It is of great help that Google Maps is now covering the bottom of the oceans as well. A quick look at the area in the Drake Passage between the southern tip of South America and the northern tip of Antarctica may make you suspicious. Do we see a tectonic plate bordered by two fracture zones, a subduction zone and a spreading ridge? It looks like it.
Drake Passage between the South America and Antarctic Peninsular opened during the development of the Scotia Arc from about 41 million years ago. In Drake Passage, the Phoenix Ridge has three extinct spreading ridge segments (P1, P2 and P3 in the figure below). These segments separated the Phoenix plate from the Antarctic plate. Previous magnetic studies suggested that the seafloor spreading in each of the ridge segments stopped at the same time about 3.3 million years ago. The figure below is taken from a study published as U.S.Geological Survey and The National Academies; USGS OF-2007-1047, Extended Abstract 110, and available for download as PDF file: http://pubs.usgs.gov/of/2007/1047/ea/of2007-1047ea110.pdf

The figure cover approximately the same area, and I hope you can recognise the same features as seen in the Google map above. There are plenty of parallel fracture zones in the area. Of importance here are the Shackleton Fracture Zone (SFZ) and the Hero Fracture Zone (HFZ) (bordering two sides of the Phoenix Plate). SST finally is The South Shetland Trench northwest of the South Shetland Islands. It is the only trench along the Pacific margin of the Antarctic Peninsula. Subduction here almost stopped after the cessation of spreading in Drake Passage about 3.3 million years ago. The red lines are survey lines from the mentioned study (so just ignore them).

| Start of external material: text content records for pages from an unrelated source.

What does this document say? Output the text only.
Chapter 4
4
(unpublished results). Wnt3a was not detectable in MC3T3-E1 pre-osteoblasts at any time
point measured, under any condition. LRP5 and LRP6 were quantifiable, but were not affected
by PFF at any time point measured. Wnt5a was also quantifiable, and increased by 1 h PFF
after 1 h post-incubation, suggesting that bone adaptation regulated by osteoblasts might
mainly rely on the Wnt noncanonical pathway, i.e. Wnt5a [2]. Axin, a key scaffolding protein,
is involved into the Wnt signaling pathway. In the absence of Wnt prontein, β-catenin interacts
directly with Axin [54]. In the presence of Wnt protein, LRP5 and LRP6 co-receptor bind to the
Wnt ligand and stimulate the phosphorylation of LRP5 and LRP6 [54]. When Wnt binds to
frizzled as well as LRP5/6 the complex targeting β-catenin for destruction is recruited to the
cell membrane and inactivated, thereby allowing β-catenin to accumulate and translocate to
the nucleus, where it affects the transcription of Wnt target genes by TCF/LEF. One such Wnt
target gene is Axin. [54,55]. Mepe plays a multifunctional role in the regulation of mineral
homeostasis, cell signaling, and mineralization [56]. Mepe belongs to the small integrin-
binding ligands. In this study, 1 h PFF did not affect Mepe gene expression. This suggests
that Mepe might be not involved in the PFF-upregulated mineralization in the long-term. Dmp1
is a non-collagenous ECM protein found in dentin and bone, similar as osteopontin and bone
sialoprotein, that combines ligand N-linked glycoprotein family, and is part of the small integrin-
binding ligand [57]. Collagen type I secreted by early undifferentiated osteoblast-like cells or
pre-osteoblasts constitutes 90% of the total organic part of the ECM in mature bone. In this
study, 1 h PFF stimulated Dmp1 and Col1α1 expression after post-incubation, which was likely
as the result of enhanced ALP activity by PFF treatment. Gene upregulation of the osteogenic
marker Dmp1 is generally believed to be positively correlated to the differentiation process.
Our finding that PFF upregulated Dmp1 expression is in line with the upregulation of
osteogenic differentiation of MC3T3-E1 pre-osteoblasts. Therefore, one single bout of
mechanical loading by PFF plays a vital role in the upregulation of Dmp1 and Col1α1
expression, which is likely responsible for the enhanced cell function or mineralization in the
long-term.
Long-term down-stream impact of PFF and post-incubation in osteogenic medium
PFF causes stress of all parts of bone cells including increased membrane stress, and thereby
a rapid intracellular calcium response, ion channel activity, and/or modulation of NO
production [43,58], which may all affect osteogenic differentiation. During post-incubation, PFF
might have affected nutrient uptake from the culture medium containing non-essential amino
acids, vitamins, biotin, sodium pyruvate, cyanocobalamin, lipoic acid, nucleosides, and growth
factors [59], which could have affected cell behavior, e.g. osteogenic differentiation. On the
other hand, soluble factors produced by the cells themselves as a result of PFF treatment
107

The Phoenix Plate is also known as the Aluk Plate. It was an ancient tectonic plate that existed during the mid-Cretaceous through early Tertiary time. The Phoenix Plate began subducting under the Antarctic Plate. The Phoenix Ridge is a mid-oceanic ridge between the Pacific and the Phoenix Plates which had a spreading rate of 18-20 cm per year until around 84 million years ago. A major decrease in spreading rate, and the convergence rate with the Antarctic Plate occurred around 52.3 million years ago. Today the Phoenix Plate is part of the Pacific Plate, as the spreading ridge, the Hero Fracgure Zone and the South Shetland subduction zone are no longer active. The only movement now is along the Shackleton fracture Zone (active boundary).